Another recent McCartin move: ending the cold-calling done by an outside firm and increasing online advertising and search engine optimization. “We wrote 48 auto policies in the first three months of this year and that’s terrible,” he says. “This [second] quarter we wrote more than 70, which is closer to where we need to be.” Does the increase recoup the agency’s additional spending on the Internet? “Well, yes,” says McCartin, “it does.”
Hurry Up or Stop Hurrying?
But there is not one perfect strategy. “There’s not any magic out there,” warns the president of Richied & Associates in Reno, Nev. “We need to be working all the hours we have in a week and using that time as efficiently as possible.”

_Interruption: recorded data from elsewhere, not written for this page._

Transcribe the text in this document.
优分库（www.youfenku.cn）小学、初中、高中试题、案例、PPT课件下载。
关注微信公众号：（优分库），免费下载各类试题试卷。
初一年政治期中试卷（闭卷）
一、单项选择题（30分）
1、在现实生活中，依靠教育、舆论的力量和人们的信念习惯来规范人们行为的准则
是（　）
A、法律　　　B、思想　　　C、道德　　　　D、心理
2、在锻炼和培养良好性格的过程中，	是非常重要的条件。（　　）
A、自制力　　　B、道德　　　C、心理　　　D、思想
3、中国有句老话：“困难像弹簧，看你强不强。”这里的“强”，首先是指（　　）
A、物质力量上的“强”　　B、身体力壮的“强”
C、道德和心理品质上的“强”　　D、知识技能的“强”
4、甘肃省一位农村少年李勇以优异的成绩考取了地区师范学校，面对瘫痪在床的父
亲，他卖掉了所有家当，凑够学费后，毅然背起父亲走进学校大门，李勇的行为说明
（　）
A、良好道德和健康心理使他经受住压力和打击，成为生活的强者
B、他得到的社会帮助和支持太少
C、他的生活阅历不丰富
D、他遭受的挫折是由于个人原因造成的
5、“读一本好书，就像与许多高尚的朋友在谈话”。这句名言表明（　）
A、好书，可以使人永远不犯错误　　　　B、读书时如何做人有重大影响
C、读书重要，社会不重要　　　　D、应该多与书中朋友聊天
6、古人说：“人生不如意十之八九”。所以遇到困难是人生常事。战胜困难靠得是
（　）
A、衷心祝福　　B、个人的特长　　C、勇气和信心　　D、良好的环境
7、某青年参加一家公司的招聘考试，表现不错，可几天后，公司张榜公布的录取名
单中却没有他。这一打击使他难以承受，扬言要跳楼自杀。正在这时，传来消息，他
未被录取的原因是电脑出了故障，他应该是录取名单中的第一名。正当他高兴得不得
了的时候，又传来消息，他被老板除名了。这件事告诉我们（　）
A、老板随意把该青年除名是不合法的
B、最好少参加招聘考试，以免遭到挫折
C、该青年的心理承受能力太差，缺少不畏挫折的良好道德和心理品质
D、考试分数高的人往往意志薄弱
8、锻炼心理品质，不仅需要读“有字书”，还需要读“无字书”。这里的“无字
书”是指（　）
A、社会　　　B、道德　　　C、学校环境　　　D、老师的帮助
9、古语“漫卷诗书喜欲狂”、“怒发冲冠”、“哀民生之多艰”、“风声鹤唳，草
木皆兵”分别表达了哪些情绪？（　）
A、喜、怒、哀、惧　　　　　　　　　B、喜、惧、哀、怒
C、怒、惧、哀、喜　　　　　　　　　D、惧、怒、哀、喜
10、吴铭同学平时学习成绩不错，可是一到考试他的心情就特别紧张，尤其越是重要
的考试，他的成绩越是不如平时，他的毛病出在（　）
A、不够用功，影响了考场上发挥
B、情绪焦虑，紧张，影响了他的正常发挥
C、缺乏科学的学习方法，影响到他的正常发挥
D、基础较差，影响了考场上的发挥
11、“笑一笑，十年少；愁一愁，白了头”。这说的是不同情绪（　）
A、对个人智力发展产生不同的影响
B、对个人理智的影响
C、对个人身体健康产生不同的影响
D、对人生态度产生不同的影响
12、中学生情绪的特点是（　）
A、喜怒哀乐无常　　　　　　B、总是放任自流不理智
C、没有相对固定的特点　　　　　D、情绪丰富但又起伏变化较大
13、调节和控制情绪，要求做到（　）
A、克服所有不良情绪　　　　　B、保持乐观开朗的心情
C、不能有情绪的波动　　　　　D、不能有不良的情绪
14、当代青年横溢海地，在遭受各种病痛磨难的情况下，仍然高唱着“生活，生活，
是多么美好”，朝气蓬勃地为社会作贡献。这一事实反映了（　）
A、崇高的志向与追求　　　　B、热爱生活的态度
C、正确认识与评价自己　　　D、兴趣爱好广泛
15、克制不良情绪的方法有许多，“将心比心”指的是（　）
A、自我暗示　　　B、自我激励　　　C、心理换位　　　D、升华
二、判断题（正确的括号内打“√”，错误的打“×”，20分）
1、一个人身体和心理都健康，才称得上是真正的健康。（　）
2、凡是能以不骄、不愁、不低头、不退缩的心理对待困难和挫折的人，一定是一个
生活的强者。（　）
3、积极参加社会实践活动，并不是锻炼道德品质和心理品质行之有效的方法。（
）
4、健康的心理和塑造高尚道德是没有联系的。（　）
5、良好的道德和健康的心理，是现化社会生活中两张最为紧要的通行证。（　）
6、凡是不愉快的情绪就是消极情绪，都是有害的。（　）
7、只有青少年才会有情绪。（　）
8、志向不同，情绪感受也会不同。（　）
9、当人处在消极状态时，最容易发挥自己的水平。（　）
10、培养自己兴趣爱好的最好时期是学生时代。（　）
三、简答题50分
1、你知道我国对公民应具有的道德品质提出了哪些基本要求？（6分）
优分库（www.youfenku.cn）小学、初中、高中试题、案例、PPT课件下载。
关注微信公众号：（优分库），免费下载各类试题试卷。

Does that mean hurry up and prospect? Not exactly. “Use your time well, but when you’re at an appointment, don’t be in such a hurry,” says Richied. “Go in with the expectation of asking about extra coverage, and look for opportunities to discuss it.” But don’t stay too long, and be sure to follow-up with an email. It’s your smartphone you want to hear buzzing.
Hodges (hodgeswrites@gmail.com) is an IA senior contributing writer.
Producer Comp: The New Normal
More for new business and less for renewals—it’s a compensation strategy more agencies report is the norm. “We’re paying less on renewal, because the staff does the bulk of the work,” says Mike McCartin, president of Joseph W. McCartin Insurance Services, in Beltsville, Md.: “We want to motivate our producers to write new business; that’s their job.”
McCartin says his challenge is to help his four producers understand the importance—and rewards—of consistent effort. “They need to be building relationships and networks of referrals,” he says. “That’s what pays off.”
One of his producers went to close a deal recently with a horticulturalist, and upon request gave the landscaper the name of another landscaper the agency insures. “The horticulturalist said, ‘We’re done,’  ” says McCartin. ” ’If you’re insuring him, I want you to insure me.’ ”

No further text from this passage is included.